Transformer model for language understanding with another Dataset

Hello all!

I have been reading the official guide here (Modello Transformer per la comprensione del linguaggio  |  Text  |  TensorFlow) to try and recreate the Vanilla Transformer in Tensorflow. I notice the dataset used is quite specific, and at the end of the guide, it says to try with a different dataset.

But that is where I have been stuck for a long time! I am trying to use the WMT14 dataset (as used in the original paper, Vaswani et. al.) here: wmt14_translate  |  TensorFlow Datasets.

I have also tried Multi30k and IWSLT dataset from spacy, but are there any guides on how I can fit the dataset to what the model requires? Specifically, to tokenize it. The official TF guide uses a pretrained tokenizer, which is specific to the PR-EN dataset given.

model_name = "ted_hrlr_translate_pt_en_converter"

I am wondering, how I can use the TF (bert) tokenizer to tokenize the Spacy dataset? I have the code for PyTorch, unfortunately I do not know how to adapt it for Tensorflow. Any help would be greatly appreciated!

 import spacy
    spacy_de = spacy.load('de')
    spacy_en = spacy.load('en')

    def tokenize_de(text):
        return [tok.text for tok in spacy_de.tokenizer(text)]
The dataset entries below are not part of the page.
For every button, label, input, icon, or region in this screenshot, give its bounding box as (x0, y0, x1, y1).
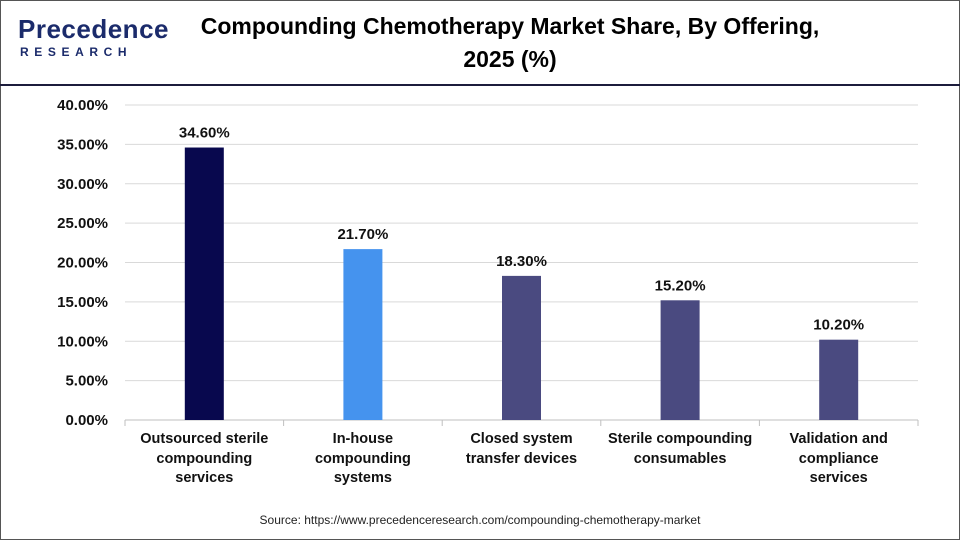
data-label: 18.30% (496, 253, 547, 270)
y-tick-label: 30.00% (57, 176, 108, 193)
data-label: 34.60% (179, 125, 230, 142)
y-tick-label: 25.00% (57, 215, 108, 232)
bar (343, 249, 383, 420)
y-tick-label: 5.00% (65, 373, 108, 390)
x-tick-label: Sterile compounding consumables (607, 431, 753, 467)
y-tick-label: 35.00% (57, 136, 108, 153)
x-tick-label: Closed system transfer devices (465, 431, 578, 467)
y-tick-label: 0.00% (65, 412, 108, 429)
bar (819, 339, 859, 420)
precedence-research-logo: Precedence RESEARCH (16, 14, 169, 64)
chart-title: Compounding Chemotherapy Market Share, B… (200, 13, 820, 72)
y-tick-label: 40.00% (57, 97, 108, 114)
logo-wordmark: Precedence (18, 14, 169, 44)
chart-header: Precedence RESEARCH Compounding Chemothe… (0, 0, 960, 86)
data-label: 10.20% (813, 317, 864, 334)
x-tick-label: In-house compounding systems (314, 431, 411, 486)
bar (502, 275, 541, 420)
source-note: Source: https://www.precedenceresearch.c… (259, 513, 701, 527)
logo-subtitle: RESEARCH (20, 45, 133, 59)
y-tick-label: 10.00% (57, 333, 108, 350)
data-label: 15.20% (655, 277, 706, 294)
bar (660, 300, 700, 420)
data-label: 21.70% (337, 226, 388, 243)
x-tick-label: Validation and compliance services (789, 431, 888, 486)
x-tick-label: Outsourced sterile compounding services (140, 431, 269, 486)
y-tick-label: 15.00% (57, 294, 108, 311)
y-tick-label: 20.00% (57, 255, 108, 272)
bar (184, 147, 224, 420)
    def tokenize_en(text):
        return [tok.text for tok in spacy_en.tokenizer(text)]

    BOS_WORD = '<s>'
    EOS_WORD = '</s>'
    BLANK_WORD = "<blank>"
    SRC = data.Field(tokenize=tokenize_de, pad_token=BLANK_WORD)
    TGT = data.Field(tokenize=tokenize_en, init_token = BOS_WORD, 
                     eos_token = EOS_WORD, pad_token=BLANK_WORD)

    MAX_LEN = 100
    train, val, test = datasets.IWSLT.splits(
        exts=('.de', '.en'), fields=(SRC, TGT), 
        filter_pred=lambda x: len(vars(x)['src']) <= MAX_LEN and 
            len(vars(x)['trg']) <= MAX_LEN)
    MIN_FREQ = 2
    SRC.build_vocab(train.src, min_freq=MIN_FREQ)
    TGT.build_vocab(train.trg, min_freq=MIN_FREQ)